В этот день гарнизон потерял 20 челов. убитыми и 32 челов. были ранены, в том, числе, при первых неприятельских выстрелах, тяжело был ранен полковник Рот: пуля навылет ранила его в плечо, около шеи. Истекающего кровью, на руках, отнесли его [28] домой, где встретила его бледная, встревоженная дочь его, девица лет 17-ти. Весь гарнизон терял в полковнике главного своего начальника и распорядителя защиты; каждая минута была дорога: необходимость требовала немедленно нового распорядителя, и совет Гг. офицеров единодушно выбрал капитана Новоселова начальником гарнизона. Новоселов был известен храбростию и хладнокровием; он произведен в капитаны в 1847 году за отличие и полученную им рану на Турчидаге, в присутствии Главнокомандующего. Старше его в гарнизоне были маиор Старосил и капитан Жорж, — оба офицеры заслуженные и в-последствии в этой осаде оба раненые; но они сами пожелали подчиниться капитану Новоселову, который, по молодым летам и крепкому сложению, казался способнее перенести предстоящие труды. Узнав об этом, полковник Рот велел позвать к себе Новоселова и прибывшего с 5-ю Гренадерскою ротою капитана Тизенгаузена. Когда они пришли, каждого из них наклонил к груди своей и слабым голосом сказал им на ухо: «клянитесь взорвать укрепление при последней крайности.» Капитаны дали клятву, успокоили раненого и вышли.

Не нам судить о том, что в это время должно было происходить в душе раненого полковника! Ему, как старому воину, [29] исполняющему свой долг, смерть была не страшна; по при нем была нежно любимая дочь в полном цвете красоты и жизни — достойная лучшей участи. Говорят, что отец решился умертвить ее сам в ту минуту когда значки Мюридов явятся внутри укрепления. Бедная девушка без ропота ждала своей участи, беспрестанно молилась и казалась спокойною, убежденная словами друга дома их, почтенного капитана Жоржа, что на душе отца ее не будет греха, если он собственноручно убьет ее, чтобы не выдать неприятелям.

Капитан Новоселов, своими благоразумными распоряжениями, вполне оправдал доверие своих товарищей. Перед наступлением вечера, он приказал подпоручику Ищенко, находившемуся с командою Мингрельского Егерского полка, оставить занимаемую им отдельную мостовую башню и перейти в укрепление, что было исполнено без затруднения, потому что Мюриды еще не успели обложить все стены и покинули завал против 4-го бастиона, отбитые сильным картечным огнем.
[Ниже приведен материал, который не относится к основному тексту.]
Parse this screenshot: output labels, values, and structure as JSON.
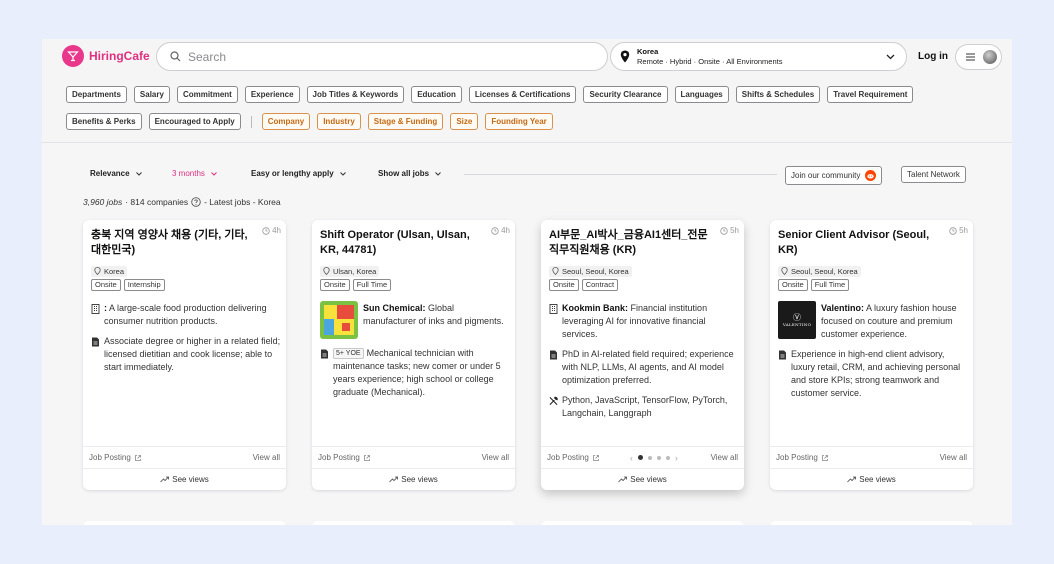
{
  "brand": {
    "name": "HiringCafe",
    "color": "#e9388c"
  },
  "search": {
    "placeholder": "Search"
  },
  "location": {
    "title": "Korea",
    "subtitle": "Remote · Hybrid · Onsite · All Environments"
  },
  "header": {
    "login": "Log in"
  },
  "filters": {
    "row1": [
      "Departments",
      "Salary",
      "Commitment",
      "Experience",
      "Job Titles & Keywords",
      "Education",
      "Licenses & Certifications",
      "Security Clearance",
      "Languages",
      "Shifts & Schedules",
      "Travel Requirement"
    ],
    "row2": [
      "Benefits & Perks",
      "Encouraged to Apply"
    ],
    "company": [
      "Company",
      "Industry",
      "Stage & Funding",
      "Size",
      "Founding Year"
    ]
  },
  "controls": {
    "relevance": "Relevance",
    "date_range": "3 months",
    "apply": "Easy or lengthy apply",
    "show": "Show all jobs",
    "community": "Join our community",
    "talent": "Talent Network"
  },
  "results": {
    "jobs": "3,960 jobs",
    "companies": "· 814 companies",
    "suffix": "- Latest jobs - Korea"
  },
  "cards": [
    {
      "title": "충북 지역 영양사 채용 (기타, 기타, 대한민국)",
      "time": "4h",
      "location": "Korea",
      "tags": [
        "Onsite",
        "Internship"
      ],
      "company": ":",
      "company_desc": "A large-scale food production delivering consumer nutrition products.",
      "req": "Associate degree or higher in a related field; licensed dietitian and cook license; able to start immediately.",
      "posting": "Job Posting",
      "view_all": "View all",
      "see_views": "See views"
    },
    {
      "title": "Shift Operator (Ulsan, Ulsan, KR, 44781)",
      "time": "4h",
      "location": "Ulsan, Korea",
      "tags": [
        "Onsite",
        "Full Time"
      ],
      "company": "Sun Chemical:",
      "company_desc": "Global manufacturer of inks and pigments.",
      "yoe": "5+ YOE",
      "req": "Mechanical technician with maintenance tasks; new comer or under 5 years experience; high school or college graduate (Mechanical).",
      "posting": "Job Posting",
      "view_all": "View all",
      "see_views": "See views"
    },
    {
      "title": "AI부문_AI박사_금융AI1센터_전문직무직원채용 (KR)",
      "time": "5h",
      "location": "Seoul, Seoul, Korea",
      "tags": [
        "Onsite",
        "Contract"
      ],
      "company": "Kookmin Bank:",
      "company_desc": "Financial institution leveraging AI for innovative financial services.",
      "req": "PhD in AI-related field required; experience with NLP, LLMs, AI agents, and AI model optimization preferred.",
      "skills": "Python, JavaScript, TensorFlow, PyTorch, Langchain, Langgraph",
      "posting": "Job Posting",
      "view_all": "View all",
      "see_views": "See views"
    },
    {
      "title": "Senior Client Advisor (Seoul, KR)",
      "time": "5h",
      "location": "Seoul, Seoul, Korea",
      "tags": [
        "Onsite",
        "Full Time"
      ],
      "company": "Valentino:",
      "company_desc": "A luxury fashion house focused on couture and premium customer experience.",
      "logo_text": "VALENTINO",
      "req": "Experience in high-end client advisory, luxury retail, CRM, and achieving personal and store KPIs; strong teamwork and customer service.",
      "posting": "Job Posting",
      "view_all": "View all",
      "see_views": "See views"
    }
  ],
  "colors": {
    "accent": "#e0307f",
    "filter_orange": "#c46a13",
    "page_bg": "#e8eefb"
  }
}
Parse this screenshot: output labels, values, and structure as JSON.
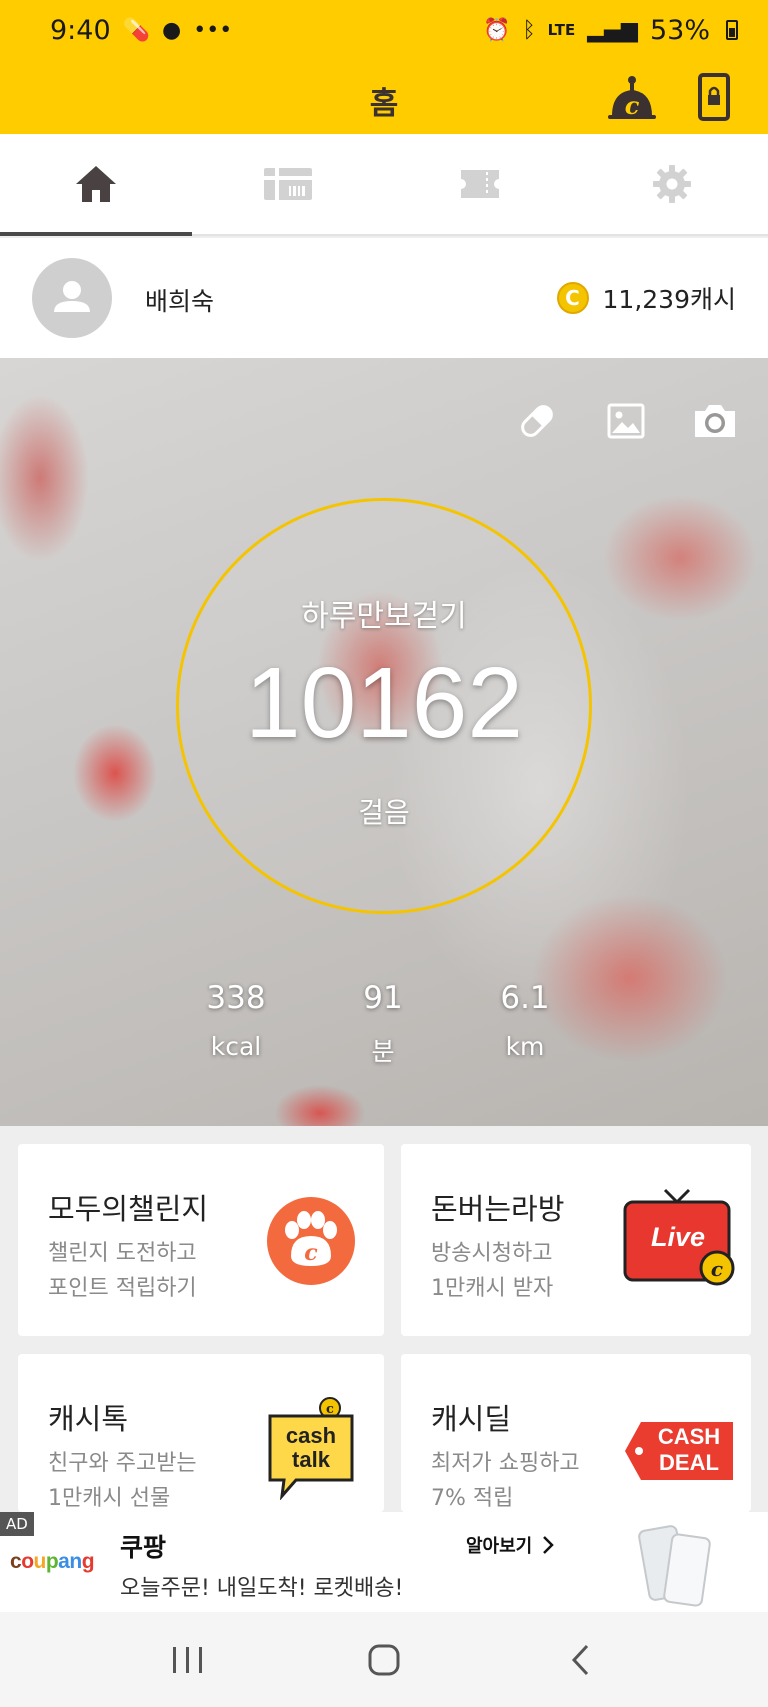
{
  "status_bar": {
    "time": "9:40",
    "network": "LTE",
    "battery": "53%"
  },
  "app_bar": {
    "title": "홈"
  },
  "tabs": [
    {
      "name": "home",
      "active": true
    },
    {
      "name": "gift-shop",
      "active": false
    },
    {
      "name": "coupon",
      "active": false
    },
    {
      "name": "settings",
      "active": false
    }
  ],
  "profile": {
    "name": "배희숙",
    "cash": "11,239캐시",
    "coin_symbol": "C"
  },
  "walk": {
    "title": "하루만보걷기",
    "steps": "10162",
    "steps_unit": "걸음",
    "stats": [
      {
        "value": "338",
        "label": "kcal"
      },
      {
        "value": "91",
        "label": "분"
      },
      {
        "value": "6.1",
        "label": "km"
      }
    ]
  },
  "cards": [
    {
      "title": "모두의챌린지",
      "desc1": "챌린지 도전하고",
      "desc2": "포인트 적립하기"
    },
    {
      "title": "돈버는라방",
      "desc1": "방송시청하고",
      "desc2": "1만캐시 받자",
      "icon_text": "Live"
    },
    {
      "title": "캐시톡",
      "desc1": "친구와 주고받는",
      "desc2": "1만캐시 선물",
      "icon_text1": "cash",
      "icon_text2": "talk"
    },
    {
      "title": "캐시딜",
      "desc1": "최저가 쇼핑하고",
      "desc2": "7% 적립",
      "icon_text1": "CASH",
      "icon_text2": "DEAL"
    }
  ],
  "ad": {
    "tag": "AD",
    "logo": "coupang",
    "title": "쿠팡",
    "desc": "오늘주문! 내일도착! 로켓배송!",
    "link": "알아보기"
  },
  "colors": {
    "brand_yellow": "#ffcc00",
    "ring": "#f5c400",
    "challenge_orange": "#f26a3d",
    "live_red": "#e8372f",
    "deal_red": "#ea3d2f"
  }
}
Это распоряжение было следствием благоразумной предусмотрительности: Лезгины могли бы на другой же день прервать всякое сообщение башни с укреплением. Там храбрые егеря подвергнулись бы крайней опасности, тогда как в крепости увеличили собою силы гарнизона. Подпоручик Ищенко, оставляя [30] башню, заклепал орудие, изломал лафет и благополучно, без потери людей, прибыл в укрепление. Лезгины не успели вытащить безлафетное орудие и оно потом опять досталось в наши руки.

В крепости, между тем, положено было с этого дня, как можно бережливее пользоваться единственным колодцем, в котором оказывалось мало воды, и отпускать воду не иначе, как порциями, на каждого в день по крышке от солдатской манерки.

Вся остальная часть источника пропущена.